When we received details of “Pyt Cottage” the name caught my attention and I decided to investigate the origin of “Pyt”. Having ruled out the obvious “Pretty Young Things” I discovered it seems to be a Danish word, with no direct English translation, but basically equates to more a cultural concept about cultivating healthy thoughts to deal with stress – what could be more apt in this currently “Covid” world where, the one thing most wish for, would be reduced stress levels.
Sturminster Newton itself provides a pretty stress-free environment. Set in Dorset’s Blackmore Vale (beloved of all Hardy fans) its historic architecture (lots of thatched buildings), wide range of independent shops and glorious countryside all add to the “feel good” feeling I’m sure the residents enjoy.

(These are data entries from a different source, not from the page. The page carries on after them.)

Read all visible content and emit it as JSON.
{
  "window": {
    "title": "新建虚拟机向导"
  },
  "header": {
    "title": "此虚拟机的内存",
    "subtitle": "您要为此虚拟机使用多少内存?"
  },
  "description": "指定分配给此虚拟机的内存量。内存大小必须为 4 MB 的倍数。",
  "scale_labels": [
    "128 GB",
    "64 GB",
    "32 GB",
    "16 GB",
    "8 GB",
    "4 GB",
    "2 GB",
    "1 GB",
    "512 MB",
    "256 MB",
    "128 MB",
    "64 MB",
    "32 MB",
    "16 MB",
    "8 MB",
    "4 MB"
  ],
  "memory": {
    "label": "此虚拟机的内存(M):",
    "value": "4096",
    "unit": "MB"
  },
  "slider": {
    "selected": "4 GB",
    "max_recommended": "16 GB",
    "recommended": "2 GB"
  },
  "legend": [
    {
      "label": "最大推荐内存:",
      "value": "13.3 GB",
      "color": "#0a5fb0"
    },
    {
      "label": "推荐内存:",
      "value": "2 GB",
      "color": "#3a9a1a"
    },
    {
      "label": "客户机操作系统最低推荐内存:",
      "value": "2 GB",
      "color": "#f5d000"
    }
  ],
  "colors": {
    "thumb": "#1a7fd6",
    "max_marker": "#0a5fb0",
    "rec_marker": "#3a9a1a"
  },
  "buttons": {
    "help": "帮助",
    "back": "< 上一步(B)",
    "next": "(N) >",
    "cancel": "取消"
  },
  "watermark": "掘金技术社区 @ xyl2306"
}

It’s this “feel good” factor that so many people who have used Covid to reassess their lives are looking for. Those able to leave larger towns and cities to seek a more rural lifestyle still want to feel connected.

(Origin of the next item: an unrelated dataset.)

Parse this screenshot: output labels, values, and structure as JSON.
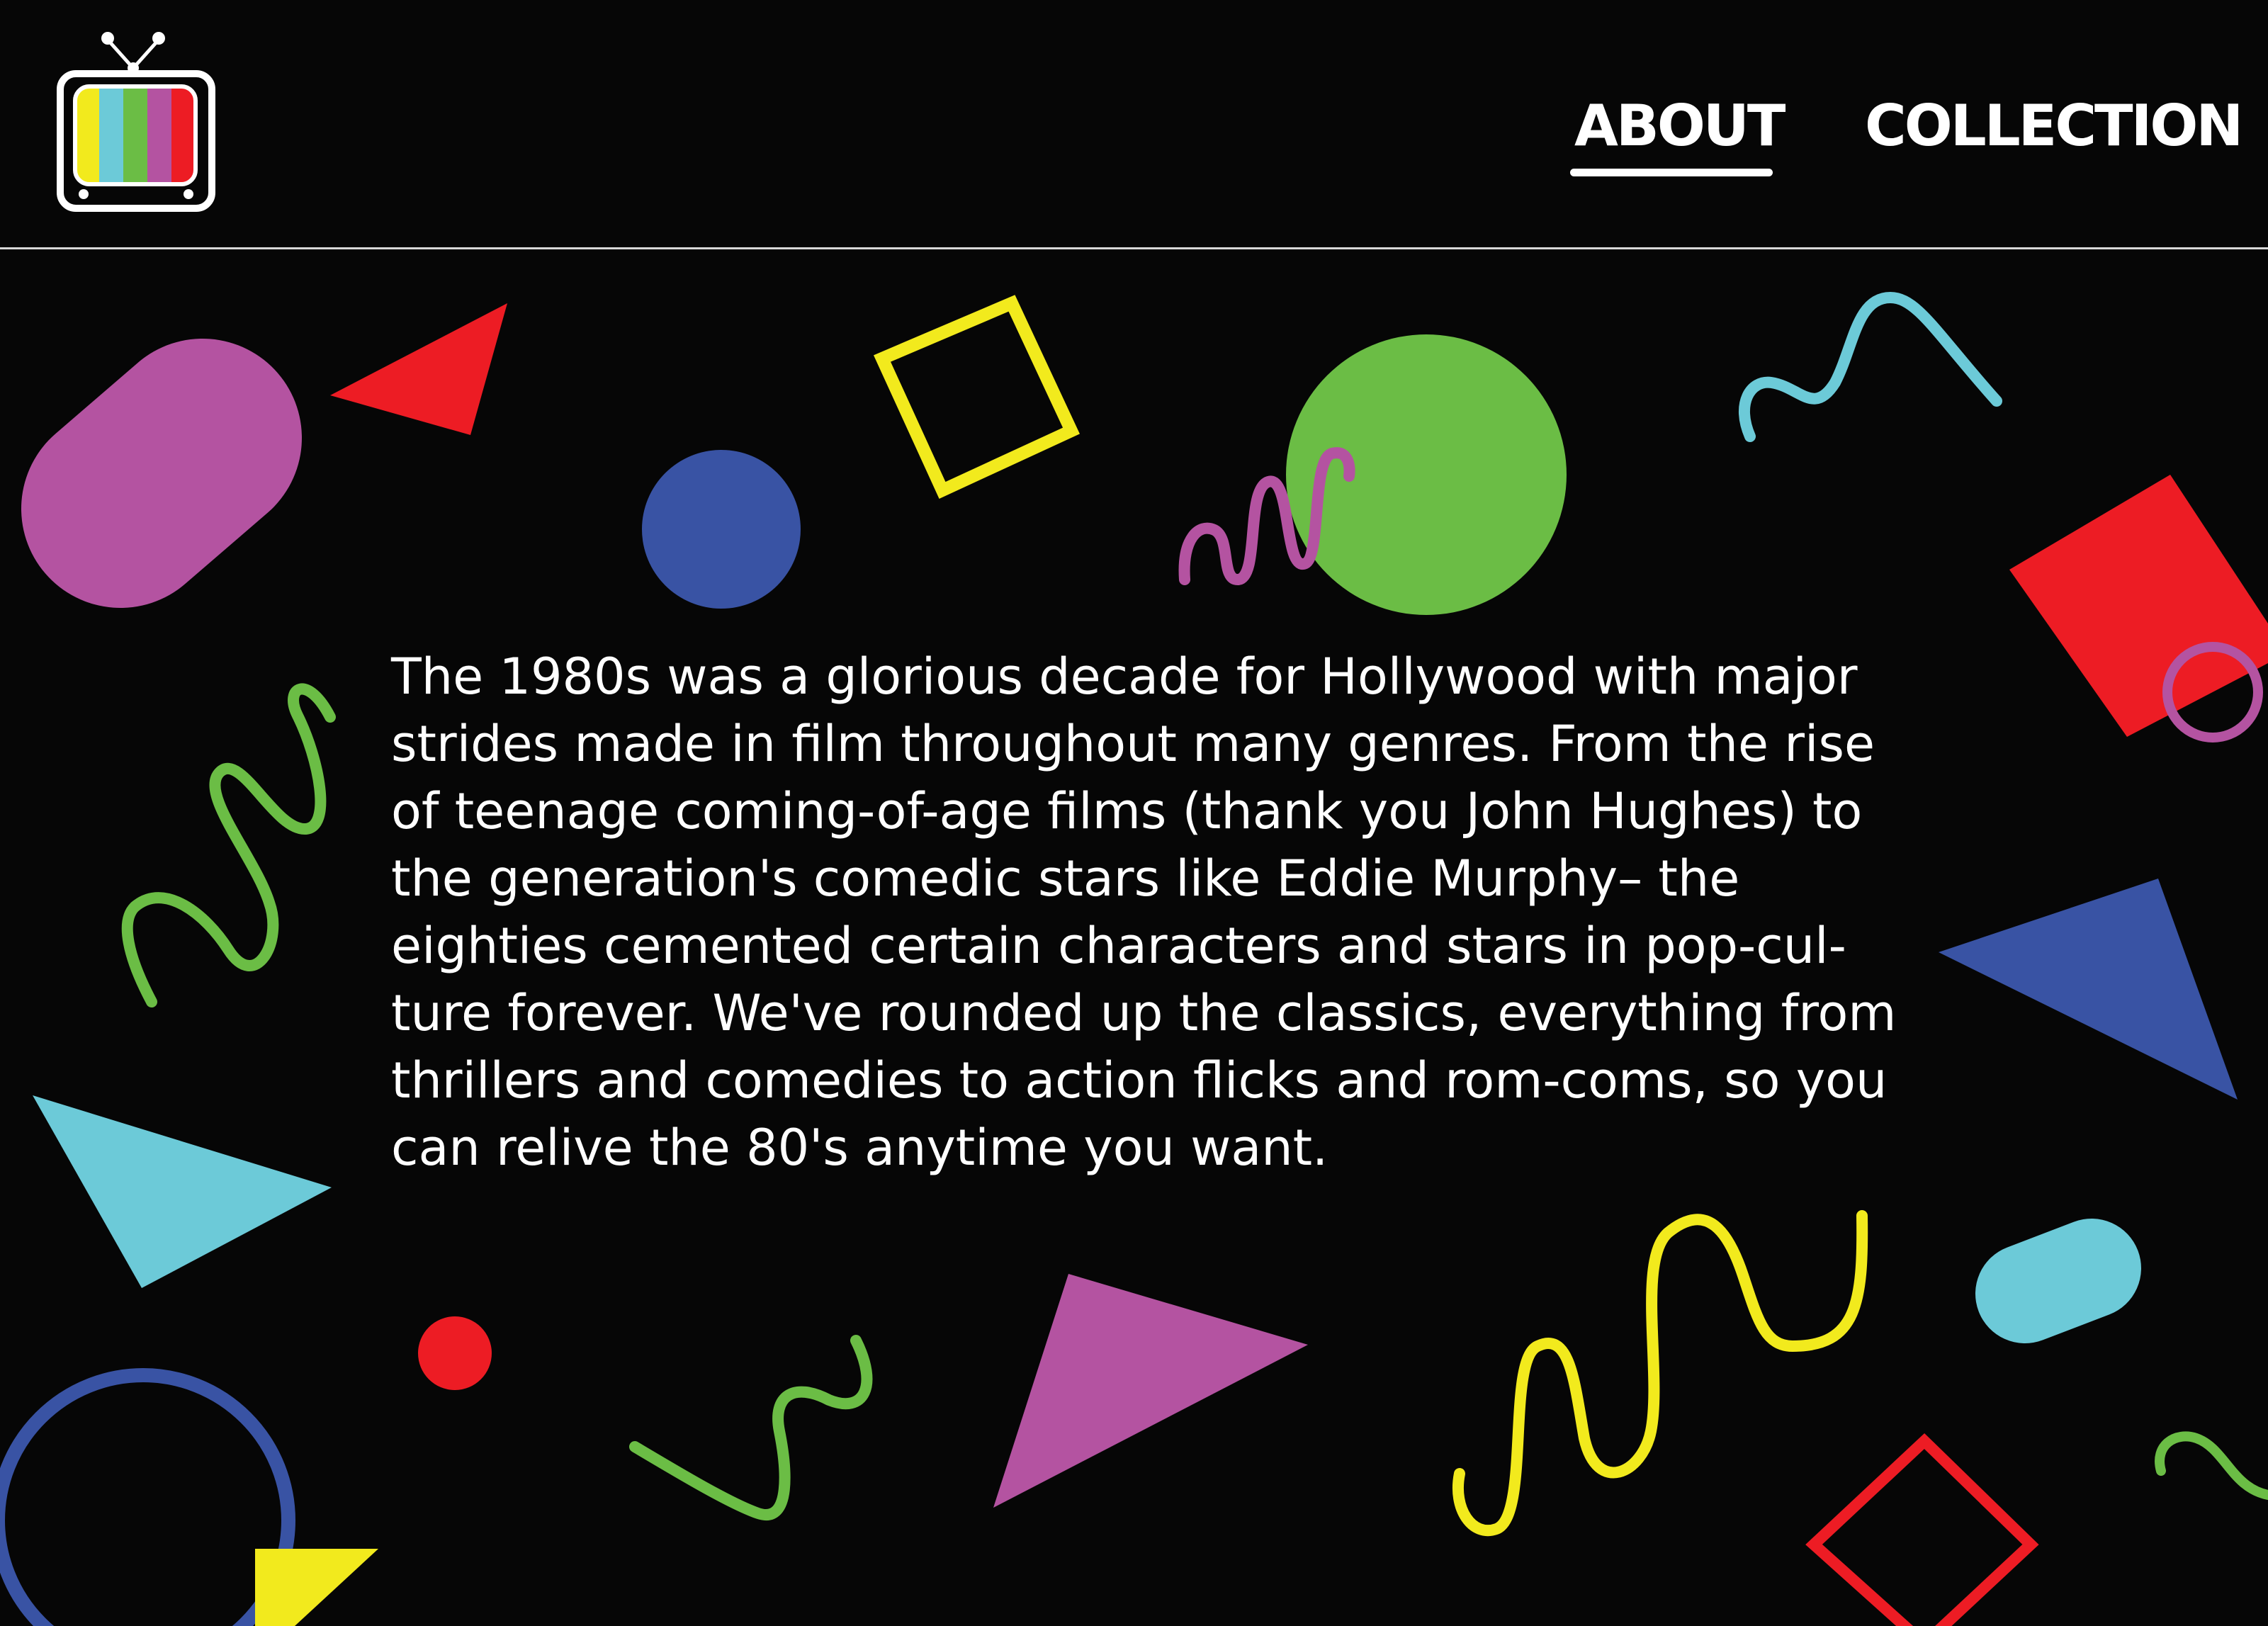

So Pyt Cottage, listed with Abbot & Slater may provide the answer. Described by Christine Slater as “With its Flemish bond brick and thatched elevations Pyt Cottage is a Grade II listed two-bedroom cottage and is named after the unique stepped well which is now secured, but with a supply of water. Thought to date from around 1800, Pyt Cottage is one of a row standing in this quiet backwater of the town which eventually leads to the parish church. The town centre is within a few moments' walk. The accommodation is steeped in character.”
So my romancing about the word “Pyt” might be off the mark but I still like to remember that as the Danes are some of the happiest people in the world, and also happen to have a lot of words for ways to be happy, “Pyt” may well be an English word for a well but “Pyt Cottage” will certainly reduce the new owners stress levels – even if they are not Danish.